The optimistic bias of rating was ubiquitous. In April of 2001, according to First Call, only 1.1 percent of all stock ratings were "Sell"—the rest were essentially "Buy" or "Hold."

And it was very rare to see one analyst purport a view that was divergent from the group. Participating stock investors in the most recent Bull Market will smirk when I mention that the standard M.O. for analysts was to act as a group, when upgrading or downgrading, and changes in opinion always occurred after the stock had made its move upwards or downwards; the reports were superfluous.

So how far have we come? Not very. Spare Prudential and a few other larger firms, most stocks an analyst cover are still potentially subject to being hit up for investment banking business, since most firms still don’t truly separate their research and banking functions.

Also, according to First Call, only 7.3 percent of all ratings are now "Sell". That a step in the right direction, but in a market that's a zero-sum-game (for every buyer there's a seller), that number is way out of line with the true behavior of investors and brokerage firms.

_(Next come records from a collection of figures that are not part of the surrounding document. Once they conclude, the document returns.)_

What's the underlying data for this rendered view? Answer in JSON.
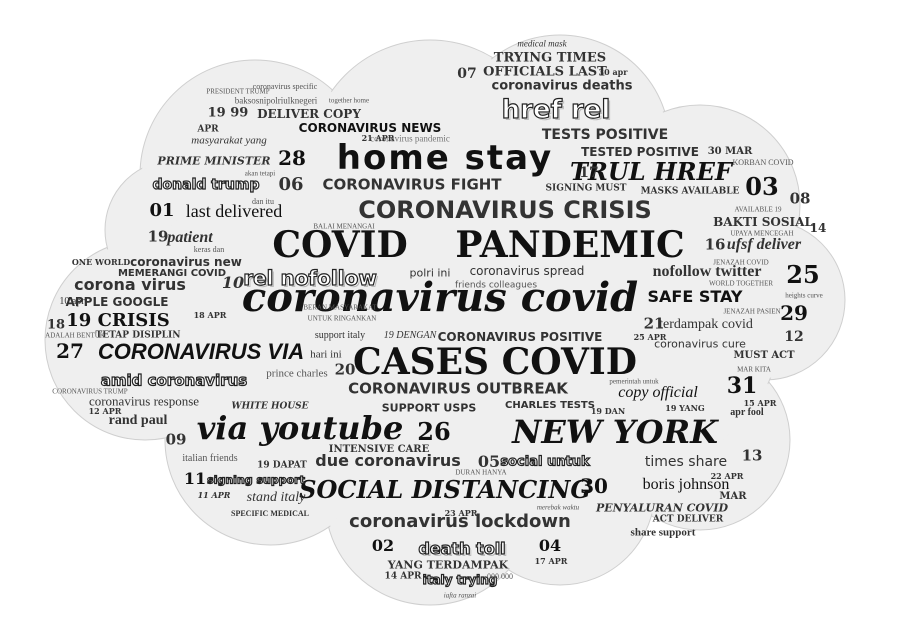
{
  "words": [
    {
      "t": "home stay"
    },
    {
      "t": "COVID"
    },
    {
      "t": "PANDEMIC"
    },
    {
      "t": "coronavirus covid"
    },
    {
      "t": "CASES COVID"
    },
    {
      "t": "CORONAVIRUS CRISIS"
    },
    {
      "t": "via youtube"
    },
    {
      "t": "NEW YORK"
    },
    {
      "t": "SOCIAL DISTANCING"
    },
    {
      "t": "coronavirus lockdown"
    },
    {
      "t": "href rel"
    },
    {
      "t": "TRUL HREF"
    },
    {
      "t": "CORONAVIRUS VIA"
    },
    {
      "t": "CORONAVIRUS FIGHT"
    },
    {
      "t": "CORONAVIRUS OUTBREAK"
    },
    {
      "t": "CORONAVIRUS POSITIVE"
    },
    {
      "t": "CORONAVIRUS NEWS"
    },
    {
      "t": "coronavirus deaths"
    },
    {
      "t": "TRYING TIMES"
    },
    {
      "t": "OFFICIALS LAST"
    },
    {
      "t": "TESTS POSITIVE"
    },
    {
      "t": "TESTED POSITIVE"
    },
    {
      "t": "rel nofollow"
    },
    {
      "t": "nofollow twitter"
    },
    {
      "t": "SAFE STAY"
    },
    {
      "t": "19 CRISIS"
    },
    {
      "t": "corona virus"
    },
    {
      "t": "APPLE GOOGLE"
    },
    {
      "t": "coronavirus new"
    },
    {
      "t": "MEMERANGI COVID"
    },
    {
      "t": "amid coronavirus"
    },
    {
      "t": "coronavirus response"
    },
    {
      "t": "rand paul"
    },
    {
      "t": "last delivered"
    },
    {
      "t": "patient"
    },
    {
      "t": "donald trump"
    },
    {
      "t": "PRIME MINISTER"
    },
    {
      "t": "DELIVER COPY"
    },
    {
      "t": "19 99"
    },
    {
      "t": "masyarakat yang"
    },
    {
      "t": "baksosnipolriulknegeri"
    },
    {
      "t": "due coronavirus"
    },
    {
      "t": "death toll"
    },
    {
      "t": "YANG TERDAMPAK"
    },
    {
      "t": "italy trying"
    },
    {
      "t": "boris johnson"
    },
    {
      "t": "times share"
    },
    {
      "t": "copy official"
    },
    {
      "t": "terdampak covid"
    },
    {
      "t": "coronavirus cure"
    },
    {
      "t": "MUST ACT"
    },
    {
      "t": "ufsf deliver"
    },
    {
      "t": "BAKTI SOSIAL"
    },
    {
      "t": "MASKS AVAILABLE"
    },
    {
      "t": "coronavirus spread"
    },
    {
      "t": "friends colleagues"
    },
    {
      "t": "polri ini"
    },
    {
      "t": "SUPPORT USPS"
    },
    {
      "t": "CHARLES TESTS"
    },
    {
      "t": "INTENSIVE CARE"
    },
    {
      "t": "social untuk"
    },
    {
      "t": "signing support"
    },
    {
      "t": "stand italy"
    },
    {
      "t": "WHITE HOUSE"
    },
    {
      "t": "prince charles"
    },
    {
      "t": "hari ini"
    },
    {
      "t": "italian friends"
    },
    {
      "t": "PENYALURAN COVID"
    },
    {
      "t": "share support"
    },
    {
      "t": "ACT DELIVER"
    },
    {
      "t": "apr fool"
    },
    {
      "t": "SIGNING MUST"
    },
    {
      "t": "coronavirus pandemic"
    },
    {
      "t": "support italy"
    },
    {
      "t": "19 DENGAN"
    },
    {
      "t": "KORBAN COVID"
    },
    {
      "t": "30 MAR"
    },
    {
      "t": "SPECIFIC MEDICAL"
    },
    {
      "t": "ONE WORLD"
    },
    {
      "t": "TETAP DISIPLIN"
    },
    {
      "t": "ADALAH BENTUK"
    },
    {
      "t": "CORONAVIRUS TRUMP"
    },
    {
      "t": "coronavirus specific"
    },
    {
      "t": "PRESIDENT TRUMP"
    },
    {
      "t": "together home"
    },
    {
      "t": "medical mask"
    },
    {
      "t": "21 APR"
    },
    {
      "t": "dan itu"
    },
    {
      "t": "akan tetapi"
    },
    {
      "t": "BALAI MENANGAI"
    },
    {
      "t": "keras dan"
    },
    {
      "t": "JENAZAH COVID"
    },
    {
      "t": "WORLD TOGETHER"
    },
    {
      "t": "JENAZAH PASIEN"
    },
    {
      "t": "UPAYA MENCEGAH"
    },
    {
      "t": "AVAILABLE 19"
    },
    {
      "t": "MAR KITA"
    },
    {
      "t": "heights curve"
    },
    {
      "t": "DURAN HANYA"
    },
    {
      "t": "merebak waktu"
    },
    {
      "t": "iafta ranzai"
    },
    {
      "t": "000 000"
    },
    {
      "t": "14 APR"
    },
    {
      "t": "17 APR"
    },
    {
      "t": "15 APR"
    },
    {
      "t": "19 DAN"
    },
    {
      "t": "19 YANG"
    },
    {
      "t": "25 APR"
    },
    {
      "t": "18 APR"
    },
    {
      "t": "11 APR"
    },
    {
      "t": "22 APR"
    },
    {
      "t": "30 apr"
    },
    {
      "t": "23 APR"
    },
    {
      "t": "12 APR"
    },
    {
      "t": "10 apr"
    },
    {
      "t": "19 DAPAT"
    },
    {
      "t": "UNTUK RINGANKAN"
    },
    {
      "t": "BERAN MASYARAKAT"
    },
    {
      "t": "pemerintah untuk"
    },
    {
      "t": "APR"
    },
    {
      "t": "MAR"
    },
    {
      "t": "28"
    },
    {
      "t": "06"
    },
    {
      "t": "01"
    },
    {
      "t": "10"
    },
    {
      "t": "27"
    },
    {
      "t": "18"
    },
    {
      "t": "09"
    },
    {
      "t": "11"
    },
    {
      "t": "07"
    },
    {
      "t": "17"
    },
    {
      "t": "03"
    },
    {
      "t": "08"
    },
    {
      "t": "14"
    },
    {
      "t": "16"
    },
    {
      "t": "25"
    },
    {
      "t": "29"
    },
    {
      "t": "12"
    },
    {
      "t": "21"
    },
    {
      "t": "31"
    },
    {
      "t": "13"
    },
    {
      "t": "30"
    },
    {
      "t": "26"
    },
    {
      "t": "20"
    },
    {
      "t": "05"
    },
    {
      "t": "02"
    },
    {
      "t": "04"
    },
    {
      "t": "19"
    }
  ]
}
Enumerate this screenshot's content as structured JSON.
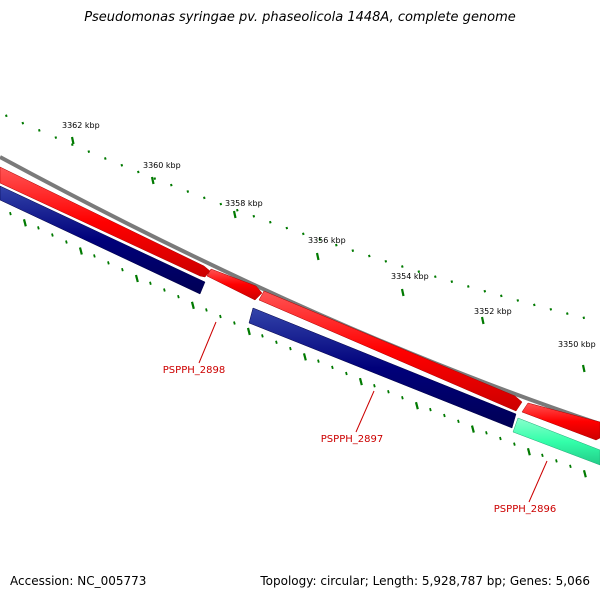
{
  "title": "Pseudomonas syringae pv. phaseolicola 1448A, complete genome",
  "footer": {
    "accession": "Accession: NC_005773",
    "summary": "Topology: circular; Length: 5,928,787 bp; Genes: 5,066"
  },
  "colors": {
    "backbone": "#808080",
    "forward_gene": "#ff0000",
    "reverse_gene": "#00007a",
    "rna_gene": "#33ffaa",
    "ticks": "#007a00",
    "gene_label": "#cc0000"
  },
  "ruler": {
    "unit": "kbp",
    "labels": [
      "3362 kbp",
      "3360 kbp",
      "3358 kbp",
      "3356 kbp",
      "3354 kbp",
      "3352 kbp",
      "3350 kbp"
    ]
  },
  "genes": [
    {
      "name": "PSPPH_2898",
      "label": "PSPPH_2898"
    },
    {
      "name": "PSPPH_2897",
      "label": "PSPPH_2897"
    },
    {
      "name": "PSPPH_2896",
      "label": "PSPPH_2896"
    }
  ]
}
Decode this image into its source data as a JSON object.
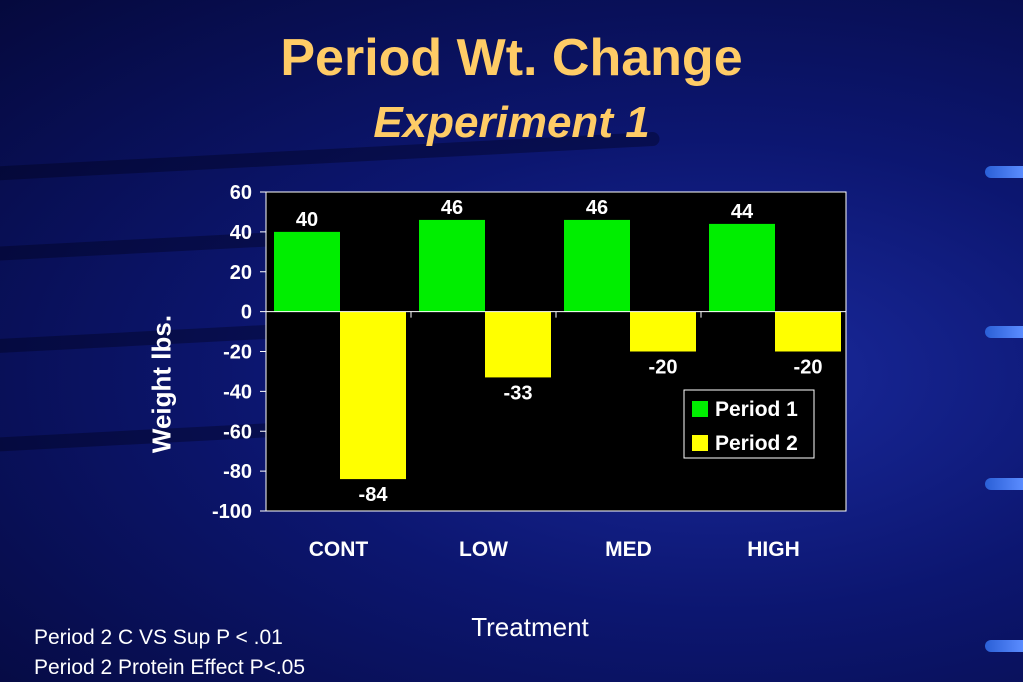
{
  "slide": {
    "title": "Period Wt. Change",
    "subtitle": "Experiment 1",
    "notes": [
      "Period 2 C VS Sup P < .01",
      "Period 2 Protein Effect P<.05"
    ]
  },
  "colors": {
    "period1": "#00ee00",
    "period2": "#ffff00",
    "plot_bg": "#000000",
    "title": "#ffcc66"
  },
  "chart_data": {
    "type": "bar",
    "xlabel": "Treatment",
    "ylabel": "Weight lbs.",
    "categories": [
      "CONT",
      "LOW",
      "MED",
      "HIGH"
    ],
    "ylim": [
      -100,
      60
    ],
    "yticks": [
      60,
      40,
      20,
      0,
      -20,
      -40,
      -60,
      -80,
      -100
    ],
    "legend_position": "right",
    "series": [
      {
        "name": "Period 1",
        "values": [
          40,
          46,
          46,
          44
        ],
        "labels": [
          "40",
          "46",
          "46",
          "44"
        ]
      },
      {
        "name": "Period 2",
        "values": [
          -84,
          -33,
          -20,
          -20
        ],
        "labels": [
          "-84",
          "-33",
          "-20",
          "-20"
        ]
      }
    ]
  }
}
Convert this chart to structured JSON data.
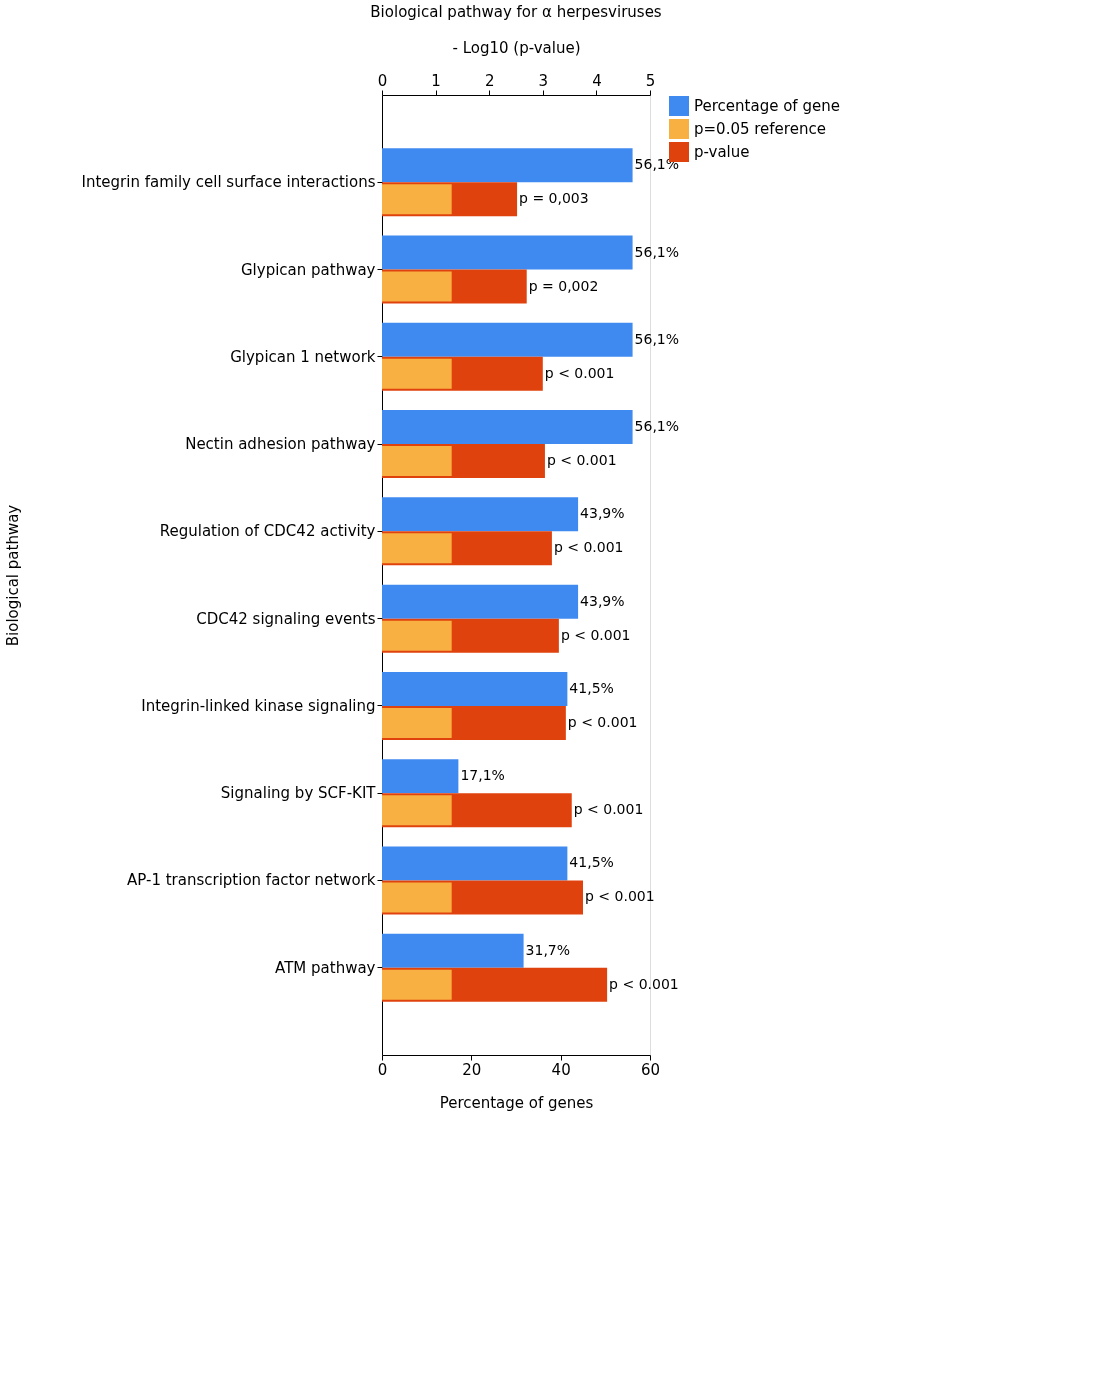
{
  "chart_data": {
    "type": "bar",
    "orientation": "horizontal",
    "title": "Biological pathway for α herpesviruses",
    "xlabel": "Percentage of genes",
    "x2label": "- Log10 (p-value)",
    "ylabel": "Biological pathway",
    "categories": [
      "Integrin family cell surface interactions",
      "Glypican pathway",
      "Glypican 1 network",
      "Nectin adhesion pathway",
      "Regulation of CDC42 activity",
      "CDC42 signaling events",
      "Integrin-linked kinase signaling",
      "Signaling by SCF-KIT",
      "AP-1 transcription factor network",
      "ATM pathway"
    ],
    "series": [
      {
        "name": "Percentage of gene",
        "color": "#3f8af0",
        "values": [
          56.1,
          56.1,
          56.1,
          56.1,
          43.9,
          43.9,
          41.5,
          17.1,
          41.5,
          31.7
        ],
        "value_labels": [
          "56,1%",
          "56,1%",
          "56,1%",
          "56,1%",
          "43,9%",
          "43,9%",
          "41,5%",
          "17,1%",
          "41,5%",
          "31,7%"
        ]
      },
      {
        "name": "p=0.05 reference",
        "color": "#f9b042",
        "axis": "x2",
        "values": [
          1.3,
          1.3,
          1.3,
          1.3,
          1.3,
          1.3,
          1.3,
          1.3,
          1.3,
          1.3
        ]
      },
      {
        "name": "p-value",
        "color": "#e0420e",
        "axis": "x2",
        "values": [
          2.52,
          2.7,
          3.0,
          3.04,
          3.17,
          3.3,
          3.43,
          3.54,
          3.75,
          4.2
        ]
      }
    ],
    "annotations": [
      "p = 0,003",
      "p = 0,002",
      "p < 0.001",
      "p < 0.001",
      "p < 0.001",
      "p < 0.001",
      "p < 0.001",
      "p < 0.001",
      "p < 0.001",
      "p < 0.001"
    ],
    "xlim": [
      0,
      60
    ],
    "xticks": [
      0,
      20,
      40,
      60
    ],
    "x2lim": [
      0,
      5
    ],
    "x2ticks": [
      0,
      1,
      2,
      3,
      4,
      5
    ],
    "grid": false,
    "legend": "top right"
  }
}
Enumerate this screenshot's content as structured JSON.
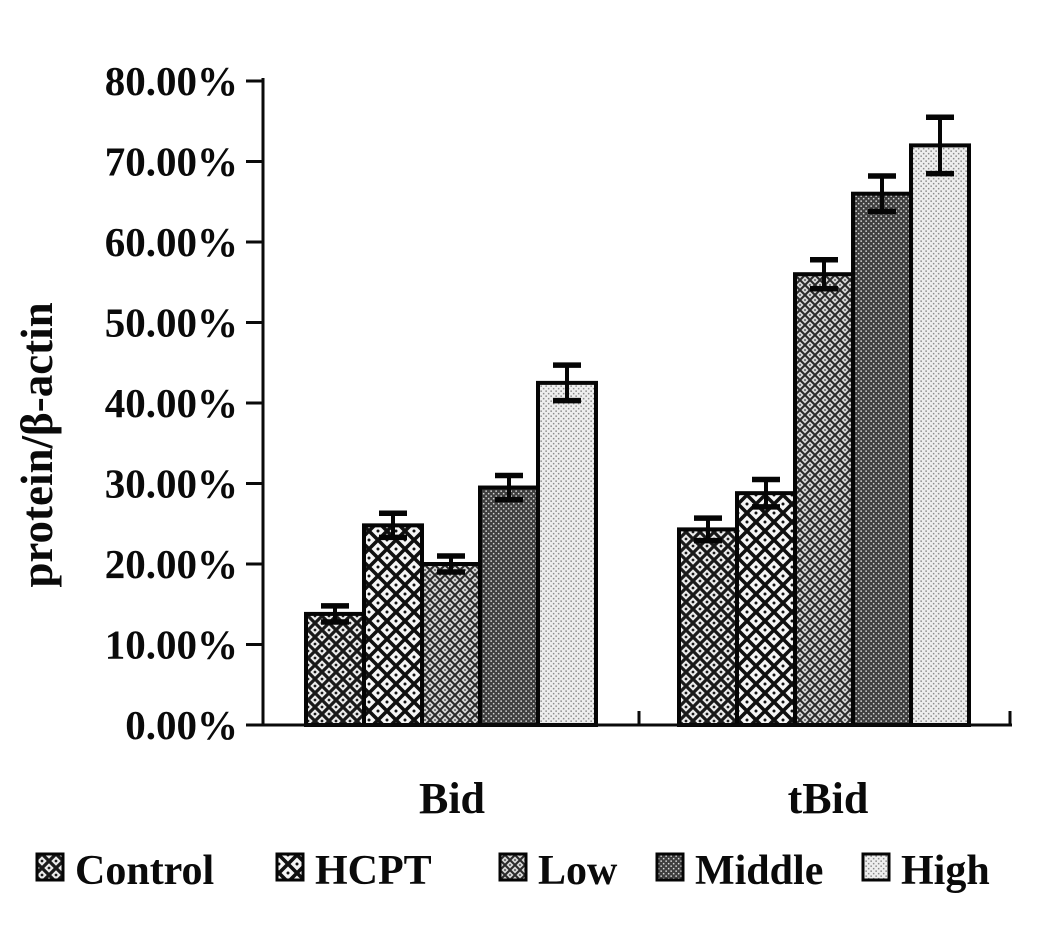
{
  "figure": {
    "background_color": "#ffffff",
    "ink_color": "#0a0a0a"
  },
  "chart_data": {
    "type": "bar",
    "title": "",
    "xlabel": "",
    "ylabel": "protein/β-actin",
    "categories": [
      "Bid",
      "tBid"
    ],
    "series": [
      {
        "name": "Control",
        "pattern": "diamond-crosshatch-medium",
        "values": [
          13.8,
          24.3
        ],
        "errors": [
          1.0,
          1.4
        ]
      },
      {
        "name": "HCPT",
        "pattern": "diamond-crosshatch-large",
        "values": [
          24.8,
          28.8
        ],
        "errors": [
          1.5,
          1.7
        ]
      },
      {
        "name": "Low",
        "pattern": "diamond-crosshatch-fine",
        "values": [
          20.0,
          56.0
        ],
        "errors": [
          1.0,
          1.8
        ]
      },
      {
        "name": "Middle",
        "pattern": "dark-dotted",
        "values": [
          29.5,
          66.0
        ],
        "errors": [
          1.5,
          2.2
        ]
      },
      {
        "name": "High",
        "pattern": "light-dotted",
        "values": [
          42.5,
          72.0
        ],
        "errors": [
          2.2,
          3.5
        ]
      }
    ],
    "error_bars": true,
    "ylim": [
      0,
      80
    ],
    "ytick_step": 10,
    "ytick_labels": [
      "0.00%",
      "10.00%",
      "20.00%",
      "30.00%",
      "40.00%",
      "50.00%",
      "60.00%",
      "70.00%",
      "80.00%"
    ],
    "grid": false,
    "legend_position": "bottom"
  }
}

But sadly, very little progress has been made in the area of analysts speaking their mind objectively. This earnings season, I've watched many a stock report slack earnings, followed by the predictable subsequent after-the-fact downgrades—often before the stock price stops sliding. If an analyst downgrades a stock because it's price is too high relative to a new earnings outlook, shouldn't they wait to see where the stock settles in to see if it's responded sufficiently? To watch my peers, it's clear that no one wants to be the last analyst bullish on a falling stock, lest they be accused of having a tainted view. When ironically, that's could be the ultimate sign of objectivity.

I still rely on analyst reports, however, and they are invaluable to anyone doing stock specific research—as long as you accept them for what they are, and use them the way they should be. Here are my rules for using analyst reports:

1. Read the Disclaimers first. They're usually at the end of the report. Note their rating system and its tiers. Seek out reports that have fewer ways of ranking a stock. Also note if the brokerage firm concedes that they've done banking work for the company, or are planning to. Finally, note if the firm "makes a market" in the stock—this means they have an inventory in the stock, and an incentive to move it.

2. Ignore the reported "target price". That number is totally arbitrary and I could demonstrate statistically that analyst target prices are no more closely related to the future price of a stock than any randomly selected number within a range of plus or minus 50% of the current price.

3. Note the "rating", but then disregard it. It's important to know where an analyst is coming from. If they rate the stock a "Sell", you know you're reading a devil's advocate position on why the stock should sink. And that's important, because it's beneficial to…

4. Find one optimistic and one pessimistic report. Try to find two diametrically opposed opinions—the farther apart the better. Contrast and compare their arguments. Draw your own conclusions.

5. Use the reports to stay up on the industry. I follow many stocks from many industries. But I could never keep track of all the dynamics of all the business environments involved without the input from these analysts, who typically spend their entire day immersed in just one field.

I applaud the recent public flogging of dishonorable analysts, and the push to create new laws to encourage transparency in brokerage and banking relationships, as well as gestures from within the analyst community toward isolating the most egregious digressions. But on behalf of the buy-side, I'll say that analysts can still do more to make their reports and ratings of greater value and of higher integrity.

Now there, my colleagues, that wasn't so bad was it? 

At the time of publication, the author was neither long nor short any of the stocks mentioned in this article, either in client accounts or personal ones. Positions may change at any time.